Here at io9, we love trailers - but apparently the golden age of the trailer might be on a decline. According to a new study, Trailers are no longer the biggest piece of shared advertising for movies.
The study, by marketing technology company Unruly, found that in the last year, the biggest viral videos coming from Movie studios were rarely actually trailers - they were either 'prankvertorials' (a terrible portmanteau) that promoted a movie through a prank, like Fox's 'Devil Baby' promo for Devil's Due, or even more popular than those, 'trackvertorials' (an equally terrible portmaneau!), music videos for songs related to films.
Music videos are increasingly more common in movie marketing - see the popularity of Disney uploading Let it Go from Frozen online, or more recently the Hunger Games: Mockingjay trailers featuring a soundtrack 'curated' by Lorde - and last year they truly ruled the roost in terms of shareability. Let it Go was Disney's most watched video between September 2013 and September 2014 by far (in fact their 10 highest-viewed youtube videos were all songs and snippets from Frozen), and other studios found just as much success: Ed Sheeran's music video for The Desolation of Smaug was another big one, and whilst for some Studios it was trailers, their views paled in comparison to those for the music videos or pranks.
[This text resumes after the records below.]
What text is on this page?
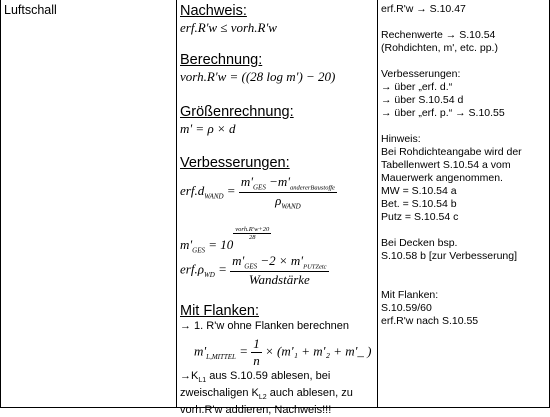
Luftschall	Nachweis:
erf.R'w ≤ vorh.R'w
Berechnung:
vorh.R'w = ((28 log m') − 20)
Größenrechnung:
m' = ρ × d
Verbesserungen:
$erf.d_{WAND} = \frac{m'_{GES} -m'_{andererBaustoffe}}{\rho_{WAND}}$
$m'_{GES} = 10$
$^{\frac{\text{vorh.R'w+20}}{28}}$
$erf.\rho_{WD} = \frac{m'_{GES} -2 \times m'_{PUTZetc}}{\text{Wandstärke}}$
Mit Flanken:
→ 1. R'w ohne Flanken berechnen
$m'_{L,MITTEL} = \frac{1}{n} \times (m'_1 + m'_2$ + m'_ )
$\to K_{L1}$ aus S.10.59 ablesen, bei
zweischaligen $K_{L2}$ auch ablesen, zu
vorh.R'w addieren, Nachweis!!!
erf.R'w → S.10.47
Rechenwerte → S.10.54
(Rohdichten, m', etc. pp.)
Verbesserungen:
→ über „erf. d.“
→ über S.10.54 d
→ über „erf. p.“ → S.10.55
Hinweis:
Bei Rohdichteangabe wird der
Tabellenwert S.10.54 a vom
Mauerwerk angenommen.
MW = S.10.54 a
Bet. = S.10.54 b
Putz = S.10.54 c
Bei Decken bsp.
S.10.58 b [zur Verbesserung]
Mit Flanken:
S.10.59/60
erf.R'w nach S.10.55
So does it really mean that trailers are on the way out? Probably not, as they still can do gangbusters in terms of clicks (Trailers for The Amazing Spider-Man 2 and X-Men: Days of Future Past were also amongst the most viral movie videos of the year, for example), but what you can probably expect to see is more marketing for movies that builds itself around a particular song or piece of music in the future - look at how Guardians of the Galaxy built its advertisement around Hooked on a Feeling as a good example, or even the BBC's music video for Foxes' Doctor Who performance. In the digital/social media age, virality is more important than ever, and it believe it or not, it does have an impact - Unruly's same study found that people who shared movie content online like trailers and music videos were six times more likely to purchase tickets to see the movies than they would be otherwise. It's a potent force indeed, it seems.
Who knows, maybe it means we could see the end of trailers with the BWAAAAARN-horns in favour of more musical content. I think we could agree on that being a good thing, at least?